I am currently working on this function:
$$\left(\frac{{e^{t\sqrt{3/n}}} -{e^{-t\sqrt{3/n}}}}{2t\sqrt{3/n}}\right)^n$$
Now this is the MGF of a function called $Z$ and I have to find the MGF as $n$ goes to $\infty$ which of course, since I am using the CLT, will have to be $e^{t^2/2}$ (the MGF of the Standard Normal). All of this is correct, it's just that I am having difficulty simplifying this. I also know that I need to use the following:
$(1+a/n)^n$ as $n$ goes to $\infty$ is equal to $e^a$.

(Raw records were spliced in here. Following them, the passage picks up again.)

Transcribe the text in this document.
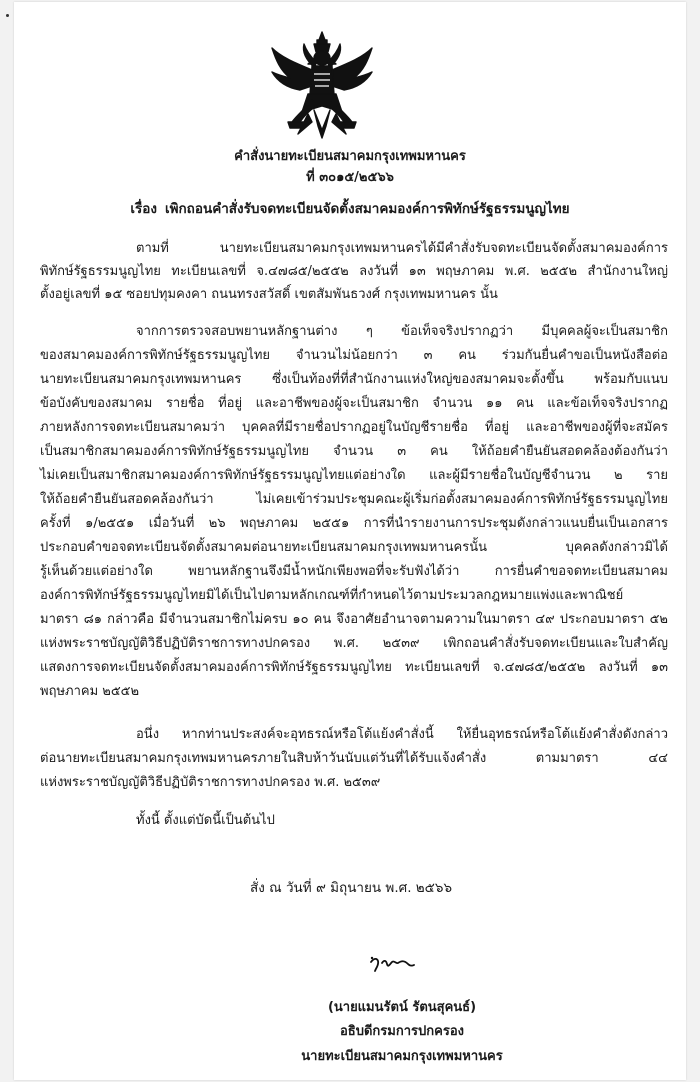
คำสั่งนายทะเบียนสมาคมกรุงเทพมหานคร
ที่ ๓๐๑๕/๒๕๖๖
เรื่อง เพิกถอนคำสั่งรับจดทะเบียนจัดตั้งสมาคมองค์การพิทักษ์รัฐธรรมนูญไทย
ตามที่ นายทะเบียนสมาคมกรุงเทพมหานครได้มีคำสั่งรับจดทะเบียนจัดตั้งสมาคมองค์การ
พิทักษ์รัฐธรรมนูญไทย ทะเบียนเลขที่ จ.๔๗๘๕/๒๕๕๒ ลงวันที่ ๑๓ พฤษภาคม พ.ศ. ๒๕๕๒ สำนักงานใหญ่
ตั้งอยู่เลขที่ ๑๕ ซอยปทุมคงคา ถนนทรงสวัสดิ์ เขตสัมพันธวงศ์ กรุงเทพมหานคร นั้น
จากการตรวจสอบพยานหลักฐานต่าง ๆ ข้อเท็จจริงปรากฏว่า มีบุคคลผู้จะเป็นสมาชิก
ของสมาคมองค์การพิทักษ์รัฐธรรมนูญไทย จำนวนไม่น้อยกว่า ๓ คน ร่วมกันยื่นคำขอเป็นหนังสือต่อ
นายทะเบียนสมาคมกรุงเทพมหานคร ซึ่งเป็นท้องที่ที่สำนักงานแห่งใหญ่ของสมาคมจะตั้งขึ้น พร้อมกับแนบ
ข้อบังคับของสมาคม รายชื่อ ที่อยู่ และอาชีพของผู้จะเป็นสมาชิก จำนวน ๑๑ คน และข้อเท็จจริงปรากฏ
ภายหลังการจดทะเบียนสมาคมว่า บุคคลที่มีรายชื่อปรากฏอยู่ในบัญชีรายชื่อ ที่อยู่ และอาชีพของผู้ที่จะสมัคร
เป็นสมาชิกสมาคมองค์การพิทักษ์รัฐธรรมนูญไทย จำนวน ๓ คน ให้ถ้อยคำยืนยันสอดคล้องต้องกันว่า
ไม่เคยเป็นสมาชิกสมาคมองค์การพิทักษ์รัฐธรรมนูญไทยแต่อย่างใด และผู้มีรายชื่อในบัญชีจำนวน ๒ ราย
ให้ถ้อยคำยืนยันสอดคล้องกันว่า ไม่เคยเข้าร่วมประชุมคณะผู้เริ่มก่อตั้งสมาคมองค์การพิทักษ์รัฐธรรมนูญไทย
ครั้งที่ ๑/๒๕๕๑ เมื่อวันที่ ๒๖ พฤษภาคม ๒๕๕๑ การที่นำรายงานการประชุมดังกล่าวแนบยื่นเป็นเอกสาร
ประกอบคำขอจดทะเบียนจัดตั้งสมาคมต่อนายทะเบียนสมาคมกรุงเทพมหานครนั้น บุคคลดังกล่าวมิได้
รู้เห็นด้วยแต่อย่างใด พยานหลักฐานจึงมีน้ำหนักเพียงพอที่จะรับฟังได้ว่า การยื่นคำขอจดทะเบียนสมาคม
องค์การพิทักษ์รัฐธรรมนูญไทยมิได้เป็นไปตามหลักเกณฑ์ที่กำหนดไว้ตามประมวลกฎหมายแพ่งและพาณิชย์
มาตรา ๘๑ กล่าวคือ มีจำนวนสมาชิกไม่ครบ ๑๐ คน จึงอาศัยอำนาจตามความในมาตรา ๔๙ ประกอบมาตรา ๕๒
แห่งพระราชบัญญัติวิธีปฏิบัติราชการทางปกครอง พ.ศ. ๒๕๓๙ เพิกถอนคำสั่งรับจดทะเบียนและใบสำคัญ
แสดงการจดทะเบียนจัดตั้งสมาคมองค์การพิทักษ์รัฐธรรมนูญไทย ทะเบียนเลขที่ จ.๔๗๘๕/๒๕๕๒ ลงวันที่ ๑๓
พฤษภาคม ๒๕๕๒
อนึ่ง หากท่านประสงค์จะอุทธรณ์หรือโต้แย้งคำสั่งนี้ ให้ยื่นอุทธรณ์หรือโต้แย้งคำสั่งดังกล่าว
ต่อนายทะเบียนสมาคมกรุงเทพมหานครภายในสิบห้าวันนับแต่วันที่ได้รับแจ้งคำสั่ง ตามมาตรา ๔๔
แห่งพระราชบัญญัติวิธีปฏิบัติราชการทางปกครอง พ.ศ. ๒๕๓๙
ทั้งนี้ ตั้งแต่บัดนี้เป็นต้นไป
สั่ง ณ วันที่ ๙ มิถุนายน พ.ศ. ๒๕๖๖
(นายแมนรัตน์ รัตนสุคนธ์)
อธิบดีกรมการปกครอง
นายทะเบียนสมาคมกรุงเทพมหานคร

Help would be greatly appreciated as I am quite unsure of how to proceed. I do not even know where to begin as the function is raised to the power of $n$.
Thanks so much!
With $y=t \sqrt{\frac{3}{n}}\;$ your expression becomes $$f(t,n) := \left(\frac{e^y - e^{-y}}{2y}\right)^n = \left(\frac{\sinh y}{y}\right)^n$$ Now for large $n$ i.e. small $y$ we use the Taylor series $$\frac{\sinh y}{y} = 1+\frac{1}{6}y^2 + \frac{1}{120}y^4+O(y^5)$$ It is easier to approximate $\ln f(t,n)\;$ using an other Taylor series (for small $x$): $$\ln(1+x)= x-\frac{1}{2}x^2+\frac{1}{3}x^3-\frac{1}{4}x^4+O(x^5)$$ With these definitions and tools we can get $$\ln f(t,n) = \ln \left(\left(\frac{\sinh y}{y}\right)^n\right) =n \ln \left(\frac{\sinh y}{y}\right) \approx n \ln \left(1+\frac{1}{6}y^2 + \frac{1}{120}y^4+O(y^5)\right) \approx n \left(\frac{1}{6}y^2 + O(y^3)\right) =n \left(\frac{1}{6}t^2\frac{3}{n} + O(n^{-3/2})\right) =\frac{1}{2}t^2 + O(n^{-1/2}) $$ and this will give the approximation $e^{\frac{1}{2}t^2}$.
Please note that this is the basic idea; with more terms in the series you will get better error estimates.